Stress, chronic anxiety and trauma are examples where the negativity bias has gotten hold. These can occur in relationships, family dynamics, work situations, or any event or experience that we feel overwhelmingly challenged by.

Q
What effect does positive thinking have on negativity bias?
A

Taking in the good (as opposed to the more popularly used terminology of “positive thinking”) has two kinds of benefits:

  1. Explicitly, it internalizes key positive resources in emotional memory

  2. Implicitly, it involves being active on your own behalf

Studies have shown that key inner resources such as “an attitude of gratitude,” positive emotions, and skills with your thoughts and feelings all have significant mental and physical health benefits. For example, these resources calm down the stress response, which strengthens your immune system. They also lift wellbeing and protect against depression. Further, when you are active on your own behalf, this reduces what’s called “learned helplessness.” You are being a hammer instead of a nail inside your mind.

Q
How can I control my negative thoughts? I only imagine the worst possible scenario.
A

Try this: when engaging in a basic sensual pleasure like eating a strawberry or enjoying a warm shower or bath, give yourself over to savoring the pleasure without anxiety. It’s natural for your mind to wander slightly; you needn’t be anxious about this; you’re still encoding the experience in implicit memory. Also, try focusing on breathing and giving yourself over to it. You can then apply the learning from these experiences to receive other positive experiences.

Q
What is happening in the brain when someone is dwelling on negative experiences? What changes take place when hardwiring happiness?
A

Fundamentally, experience-dependent neuroplasticity is the capacity of mental activity to change neural structure. In other words, the brain can change based on what you experience.

For example, researchers studied cab drivers who had to memorize London’s spaghetti snarl of streets. At the end of training, their hippocampus – a part of the brain that makes visual-spatial memories – had become thicker. Much like exercise, the cab drivers worked a particular “muscle” in their brain which built new connections among its neurons.

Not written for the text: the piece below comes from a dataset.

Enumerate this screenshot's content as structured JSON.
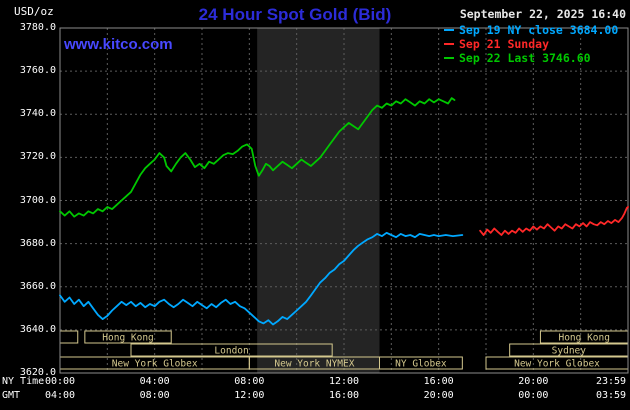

Similarly, another study found that long-term mindfulness meditators had thicker cortex in parts of the brain that control attention, enabling them to tune into their body.

In the saying from the work of the Canadian psychologist, Donald Hebb: “Neurons that fire together, wire together.” Fleeting thoughts and feelings leave lasting traces in neural structure. Whatever we stimulate in the brain tends to grow stronger over time.

A traditional saying is that the mind takes the shape it rests upon. The modern update would be that the brain takes its shape from whatever the mind rests upon – for better or worse. The brain is continually changing its structure. The only questions are: Who is doing the changing: oneself or other forces? And are these changes for the better?